Ms Frotan described the sudden flight as a "choiceless choice".

"No one wishes to be a refugee. No one wishes to leave home unless they have to," she said.

"I was glad that I had the choice to come to a safe country, but it was never an option for me to stay back home, because the situation was impossible."

That was why the formal closure of the embassy struck such an emotional chord across the Afghan diaspora.

For community members, the building served as a vital cultural anchor.

"Having the embassy open during all this time, it gave people like me, and also the diaspora in general ... a space to feel connected to its culture, to the community during those difficult times," Ms Frotan said. "For us it was really beautiful."

However, she feared the loss of consular services would leave nationals facing impossible bureaucratic situations, particularly where official paperwork required an embassy stamp.

"There was no consular services, it was like all the doors were closed to them," she said.

The shutdown followed a joint understanding between the Albanese government and ambassador Wahidullah Waissi to suspend operations.

Dr Nadir Saikal, inset, and the Afghanistan embassy in Canberra. Pictures supplied, AAP

A spokesperson for Foreign Minister Penny Wong said Australia would "not accept a Taliban representative", arguing the mission could no longer operate under international conventions because the ambassador no longer had a recognised sending state to fund or direct him.

The government warned that the Taliban regime would not honour documents from non-Taliban missions, leaving citizens vulnerable to detention or deportation abroad.

However, the spokesperson insisted that the Department of Home Affairs and the Australian Passport Office would assist the community, saying: "We are actively engaging with the Australian Afghan community to ensure people are not left without lawful status or access to essential services."

Local advocates argued that the administrative safety net was already under strain. Dr Nadir Saikal, ACT state director of the Afghan Peace Foundation, supported the refusal to legitimise the Taliban but said the closure left a painful void.

Dr Nadir Saikal, ACT state director of the Afghan Peace Foundation and a long-time advocate working with Afghan refugees and asylum seekers in Australia. Picture supplied

"Not only me, all of the community across Australia, they're not happy," he said. "That embassy is very important, a symbol for Afghans, for the Afghan community in Australia."

He said returning to Afghanistan was not a real option for most people.

He shared a recent case of a Melbourne man who went back to central Afghanistan to visit family and was killed by the Taliban, saying: "No one is safe ... I never encourage people to return to Afghanistan from Australia."
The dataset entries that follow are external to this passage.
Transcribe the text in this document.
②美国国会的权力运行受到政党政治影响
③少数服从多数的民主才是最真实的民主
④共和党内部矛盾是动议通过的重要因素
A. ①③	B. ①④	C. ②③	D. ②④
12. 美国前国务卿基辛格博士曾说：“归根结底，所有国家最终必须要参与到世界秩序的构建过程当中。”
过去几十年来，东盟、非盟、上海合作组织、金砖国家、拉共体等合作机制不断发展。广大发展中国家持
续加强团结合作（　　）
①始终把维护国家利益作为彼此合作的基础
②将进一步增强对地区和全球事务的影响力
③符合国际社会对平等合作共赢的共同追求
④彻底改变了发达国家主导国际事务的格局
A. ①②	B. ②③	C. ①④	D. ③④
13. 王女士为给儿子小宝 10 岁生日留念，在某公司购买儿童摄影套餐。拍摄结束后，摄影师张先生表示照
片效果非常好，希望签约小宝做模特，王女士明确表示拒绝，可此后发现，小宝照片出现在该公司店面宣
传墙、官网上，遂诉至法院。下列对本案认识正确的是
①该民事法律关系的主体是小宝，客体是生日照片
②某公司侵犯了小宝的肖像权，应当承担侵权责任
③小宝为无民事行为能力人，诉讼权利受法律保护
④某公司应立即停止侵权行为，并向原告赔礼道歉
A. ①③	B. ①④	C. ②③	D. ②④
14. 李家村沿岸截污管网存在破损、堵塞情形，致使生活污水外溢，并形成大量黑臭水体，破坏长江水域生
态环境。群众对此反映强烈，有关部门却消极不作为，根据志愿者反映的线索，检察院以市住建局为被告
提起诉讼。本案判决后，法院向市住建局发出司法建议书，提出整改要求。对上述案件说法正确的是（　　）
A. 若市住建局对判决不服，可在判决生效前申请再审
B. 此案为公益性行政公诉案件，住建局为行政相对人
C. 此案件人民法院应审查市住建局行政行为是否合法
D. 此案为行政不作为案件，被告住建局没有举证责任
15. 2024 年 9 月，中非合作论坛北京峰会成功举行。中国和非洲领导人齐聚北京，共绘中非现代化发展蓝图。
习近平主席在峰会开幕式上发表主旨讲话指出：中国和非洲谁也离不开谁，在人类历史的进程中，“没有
Through his work with refugee communities, Dr Saikal said he was worried about thousands of people who suddenly felt they had nowhere to turn.

"We kept receiving [calls] from the members of our community, and they didn't know where they should go for the extension of their visa," he said. "We were missing the administrative task of the embassy."

Although he personally welcomed Australia's firm stance against the regime, he urged the government to keep the physical building alive as a community space.

Dr Saikal said the embassy should never be handed to Taliban representatives, calling the Taliban a terrorist group responsible for massacres, human rights abuses and bans on women's education and work.

"Even if it cannot operate politically, we want the embassy to be kept open for cultural and social activities, as a good sign of friendship towards the Afghan community in Australia," Dr Saikal said, saying the grounds felt like the land of Afghanistan in Canberra.

For Ms Frotan, the ultimate response to the diplomatic freeze lay in investing in the Afghan women and girls who managed to escape, pointing to the Afghan women's cricket team and scholarship recipients now in Australia as the true future of her country.

"When I asked ... the Australian government to support Afghan women, I did not necessarily mean for them to be saved," she said. "I want [the] Australian government to invest in their potential."